Friday night in the cargo bay of the Old American Can Factory in Gowanus, One Story magazine threw its first annual Literary Debutante Ball. The idea originated as a joke. “Soon we were practicing our dips at editorial meetings,” Tanya Rey, the magazine’s managing editor, told the Transom. She then demonstrated the move with a slapstick grace.
The evening’s main event would be the procession of nine young writers, all of whom had had their first publication in One Story sometime over the past eight years, escorted by the prominent writers who had mentored them. The Transom found Deb Olin Unferth, an escort, in the midst of the cargo bay. “My debutante is a little, tiny, skinny thing. He’s pretty great. He was my student at Kansas.”
Cote Smith emerged from behind her. “I’m Deb’s deb. I am a little, tiny, skinny thing, but so are you,” Mr. Smith said, accurately describing the pair. Ms. Rey then ushered them out of the room in preparation for the procession.
The novelist Colson Whitehead, recently celebrated by the Huffington Post as an elite practitioner of Twitter, told the Transom he would not be tweeting from the event. “I don’t have Wi-Fi over here,” Mr. Whitehead said.
On the east wall of the cargo bay hung 30 paintings, photographs and collages, commissioned especially for the event from artists asked to use the magazine’s stories as inspiration. Talk among the crowd drifted toward fellowships, teaching posts, sabbaticals, benefits, writing projects started or stalled, magazine rejections and dying magazines.
At the bar, a skit ensued. Actors were performing “Bar Joke, Arizona,” a story by Sam Allingham, one of the debutantes. A priest, a minister and a rabbi walked up to the bar. The bartender asked them, “Does God smile on mediocrity?” Their replies, respectively: “Yes,” “No,” “Maybe.”
Master of ceremonies John Hodgman stepped up to the dais to narrate the procession. Mr. Hodgman has presided over literary events in Brooklyn’s converted industrial spaces for more than a decade. Parties a decade ago for the journal McSweeney’s, for which he wrote an advice column as a former book agent, had the feel of junior high talent shows for the literary insurgency. Mr. Hodgman’s later long-running Little Gray Book lecture series at Galapagos bar saw his crowd assume a mock academic authority. Tonight, entering their 40s and now part of the city’s literary firmament, Mr. Hodgman and his cohort were playing the role of the establishment, inducting their chosen heirs. Their generosity was met with reverence.

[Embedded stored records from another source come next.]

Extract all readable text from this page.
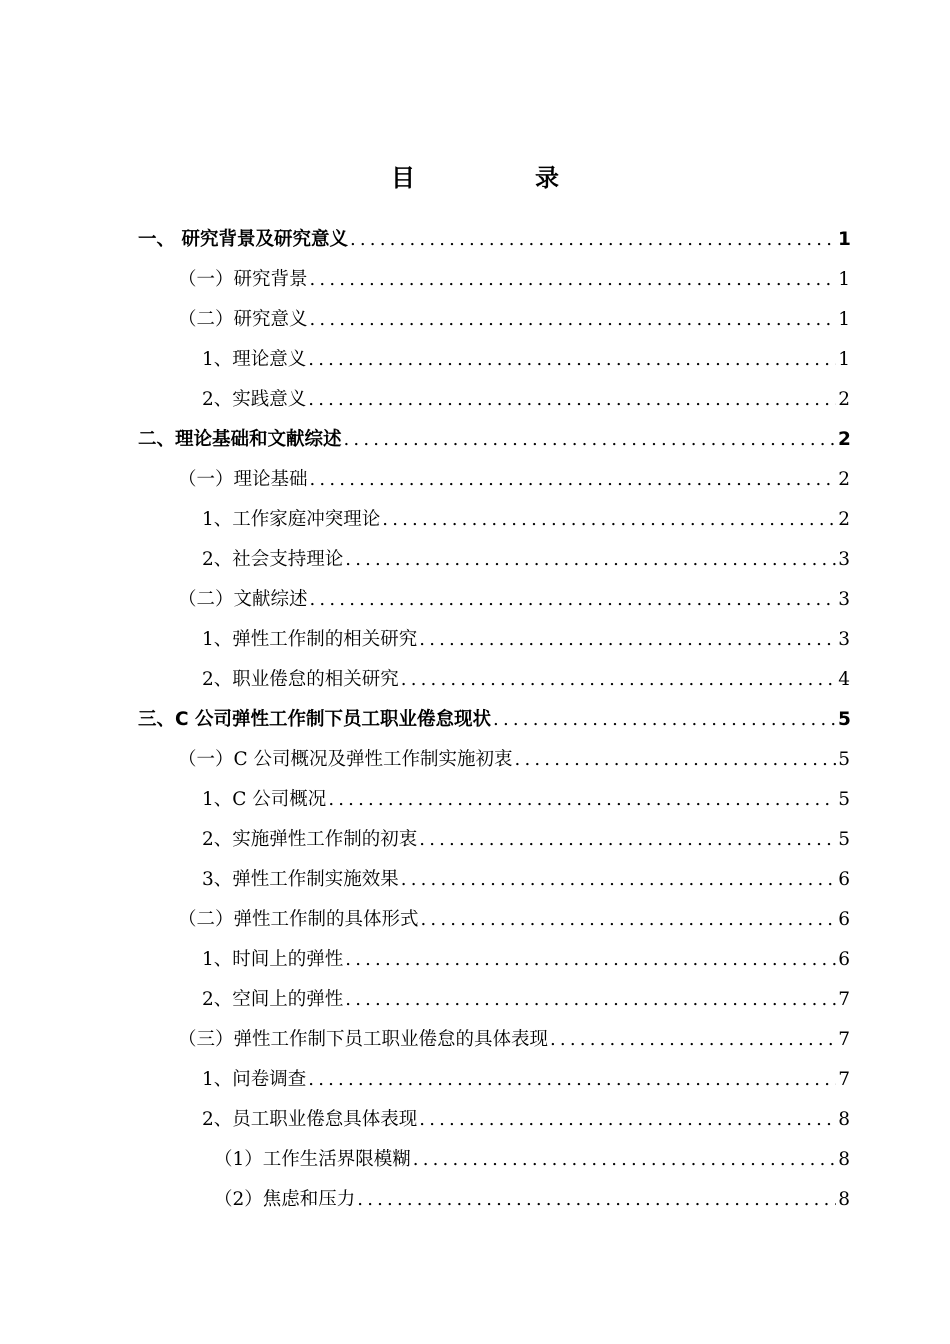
目　录
一、 研究背景及研究意义 .....	1
（一）研究背景 .....	1
（二）研究意义 .....	1
1、理论意义 .....	1
2、实践意义 .....	2
二、理论基础和文献综述 .....	2
（一）理论基础 .....	2
1、工作家庭冲突理论 .....	2
2、社会支持理论 .....	3
（二）文献综述 .....	3
1、弹性工作制的相关研究 .....	3
2、职业倦怠的相关研究 .....	4
三、C 公司弹性工作制下员工职业倦怠现状 .....	5
（一）C 公司概况及弹性工作制实施初衷 .....	5
1、C 公司概况 .....	5
2、实施弹性工作制的初衷 .....	5
3、弹性工作制实施效果 .....	6
（二）弹性工作制的具体形式 .....	6
1、时间上的弹性 .....	6
2、空间上的弹性 .....	7
（三）弹性工作制下员工职业倦怠的具体表现 .....	7
1、问卷调查 .....	7
2、员工职业倦怠具体表现 .....	8
（1）工作生活界限模糊 .....	8
（2）焦虑和压力 .....	8
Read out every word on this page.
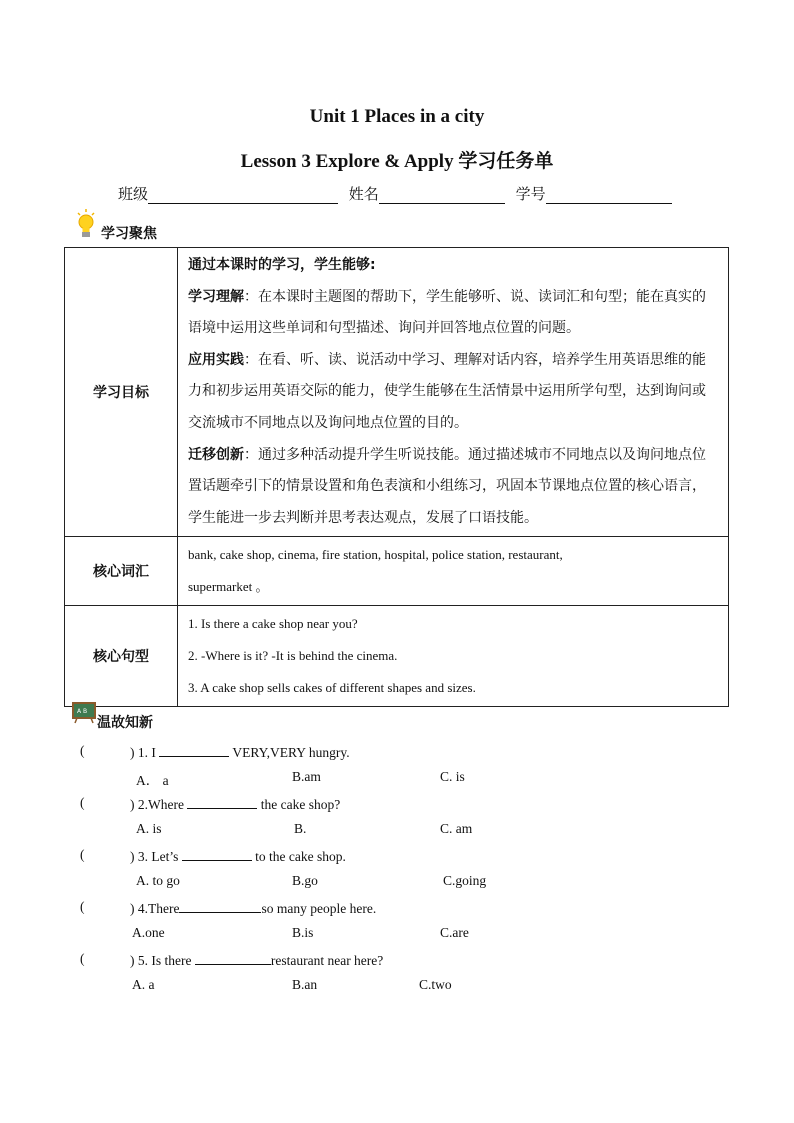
Unit 1 Places in a city
Lesson 3 Explore & Apply 学习任务单
班级	姓名	学号
学习聚焦
学习目标	通过本课时的学习，学生能够:

学习理解：在本课时主题图的帮助下，学生能够听、说、读词汇和句型；能在真实的语境中运用这些单词和句型描述、询问并回答地点位置的问题。

应用实践：在看、听、读、说活动中学习、理解对话内容，培养学生用英语思维的能力和初步运用英语交际的能力，使学生能够在生活情景中运用所学句型，达到询问或交流城市不同地点以及询问地点位置的目的。

迁移创新：通过多种活动提升学生听说技能。通过描述城市不同地点以及询问地点位置话题牵引下的情景设置和角色表演和小组练习，巩固本节课地点位置的核心语言，学生能进一步去判断并思考表达观点，发展了口语技能。

核心词汇	bank, cake shop, cinema, fire station, hospital, police station, restaurant,

supermarket 。

核心句型	1. Is there a cake shop near you?

2. -Where is it? -It is behind the cinema.

3. A cake shop sells cakes of different shapes and sizes.

A B
温故知新
(	) 1. I	VERY,VERY hungry.
A． a	B.am	C. is
(	) 2.Where	the cake shop?
A. is	B.	C. am
(	) 3. Let’s	to the cake shop.
A. to go	B.go	C.going
(	) 4.There	so many people here.
A.one	B.is	C.are
(	) 5. Is there	restaurant near here?
A. a	B.an	C.two
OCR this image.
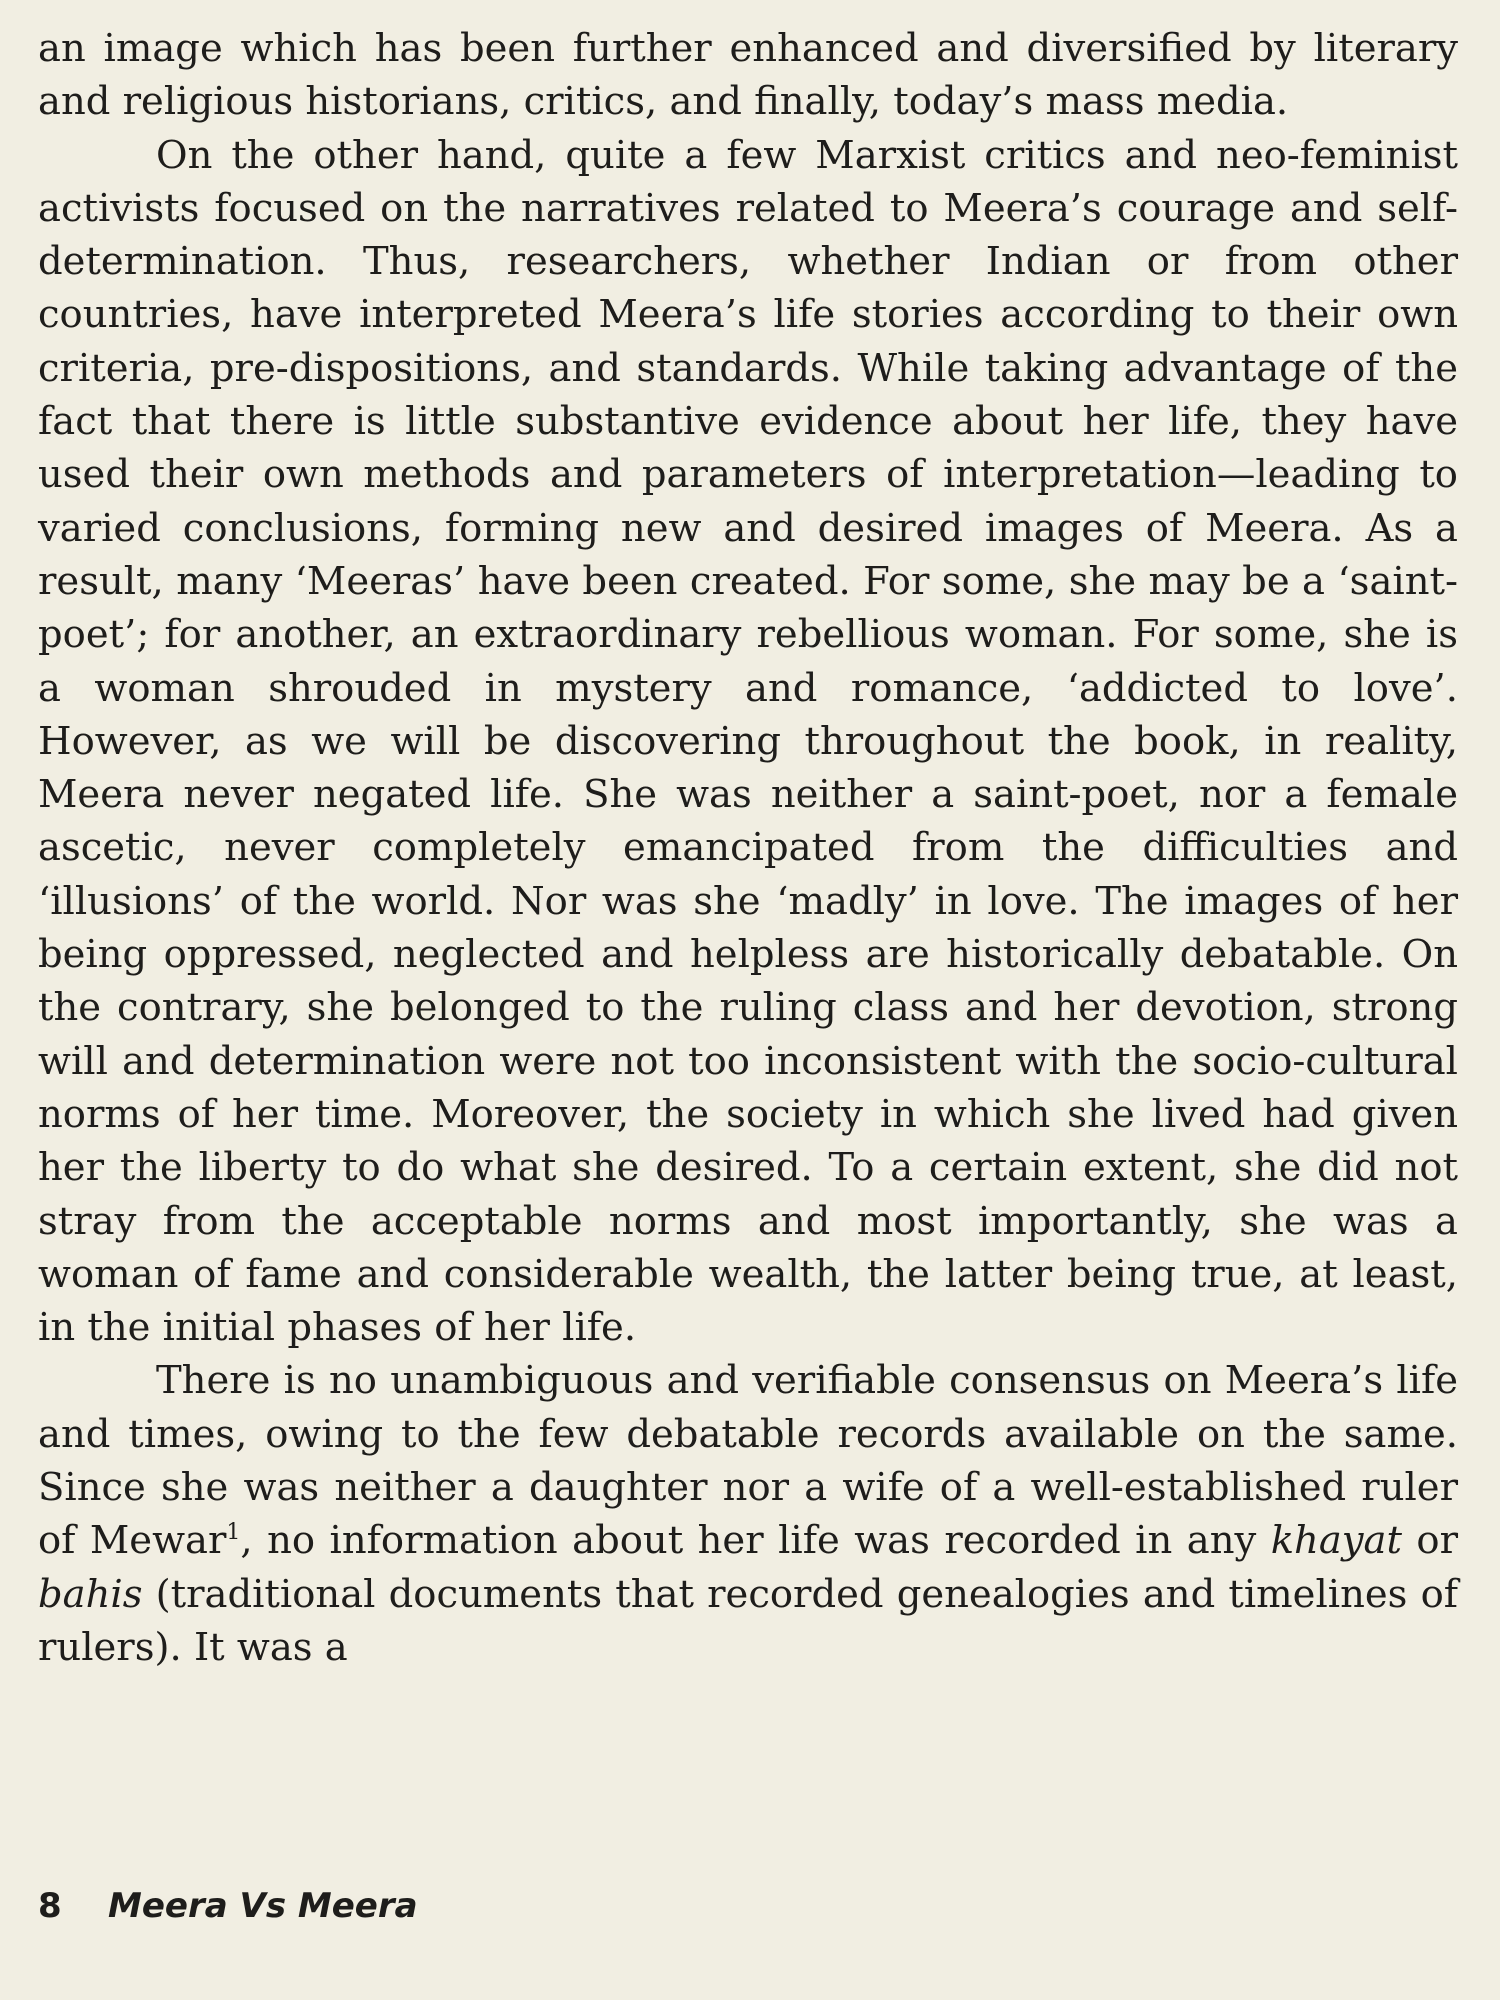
an image which has been further enhanced and diversified by literary and religious historians, critics, and finally, today’s mass media.

On the other hand, quite a few Marxist critics and neo-feminist activists focused on the narratives related to Meera’s courage and self-determination. Thus, researchers, whether Indian or from other countries, have interpreted Meera’s life stories according to their own criteria, pre-dispositions, and standards. While taking advantage of the fact that there is little substantive evidence about her life, they have used their own methods and parameters of interpretation—leading to varied conclusions, forming new and desired images of Meera. As a result, many ‘Meeras’ have been created. For some, she may be a ‘saint-poet’; for another, an extraordinary rebellious woman. For some, she is a woman shrouded in mystery and romance, ‘addicted to love’. However, as we will be discovering throughout the book, in reality, Meera never negated life. She was neither a saint-poet, nor a female ascetic, never completely emancipated from the difficulties and ‘illusions’ of the world. Nor was she ‘madly’ in love. The images of her being oppressed, neglected and helpless are historically debatable. On the contrary, she belonged to the ruling class and her devotion, strong will and determination were not too inconsistent with the socio-cultural norms of her time. Moreover, the society in which she lived had given her the liberty to do what she desired. To a certain extent, she did not stray from the acceptable norms and most importantly, she was a woman of fame and considerable wealth, the latter being true, at least, in the initial phases of her life.

There is no unambiguous and verifiable consensus on Meera’s life and times, owing to the few debatable records available on the same. Since she was neither a daughter nor a wife of a well-established ruler of Mewar$^1$, no information about her life was recorded in any khayat or bahis (traditional documents that recorded genealogies and timelines of rulers). It was a

8 Meera Vs Meera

“It was fun while it lasted,” said Mr. Hodgman, referring to the era of the six-figure book deal. “Fire up your iPads. That’s the future.” He pointed out, however, that one of the debutantes, Ramona Ausubel, had the day before inked a two-book deal with Riverhead. Another’s story had been optioned for a movie. Mr. Hodgman’s effortless routine was weighed down some by the obligatory author bios, which he had been seen editing furiously before the ceremony.
“Now I will close the steel industrial curtain and carry out my plot to rid the world of its finest young writers,” Mr. Hodgman closed his routine.
The performance of “Bar Joke, Arizona” resumed, marred by crowd noise and microphone feedback. As an actor dressed in yellow to indicate he was a duck launched into what looked to be a long monologue, the Transom repaired to the parking lot, where the novelists Jonathan Lethem and Joshua Furst were discussing the relation of fact and fiction in the contemporary novel.
Mr. Hodgman was holding court by the door to the cargo bay. Helen Phillips, a fiction writer in a beige dress with a shaved head, presented him with a cupcake and thanked him for his work.
“You didn’t fill this with roofies, did you?” asked Mr. Hodgman.
The Transom asked Cote (pronounced like Cody) Smith whether writers attended parties like this where he lives in Kansas. “Of course they do,” he said. “What do you think goes on there? There aren’t as many great writers-or, the writers are great, they’re just not necessarily published.”
The Transom watched a first novelist thank Michael Cunningham, one of the escorts, for his example. When she walked away, Mr. Cunningham told the Transom, “It’s never been as hard for first novelists as it is now.
“I was once at a writer’s conference with Norman Mailer. Somebody asked us about the death of the novel. Mailer told him, ‘The novel will be at your funeral.’ The short story will be, too.”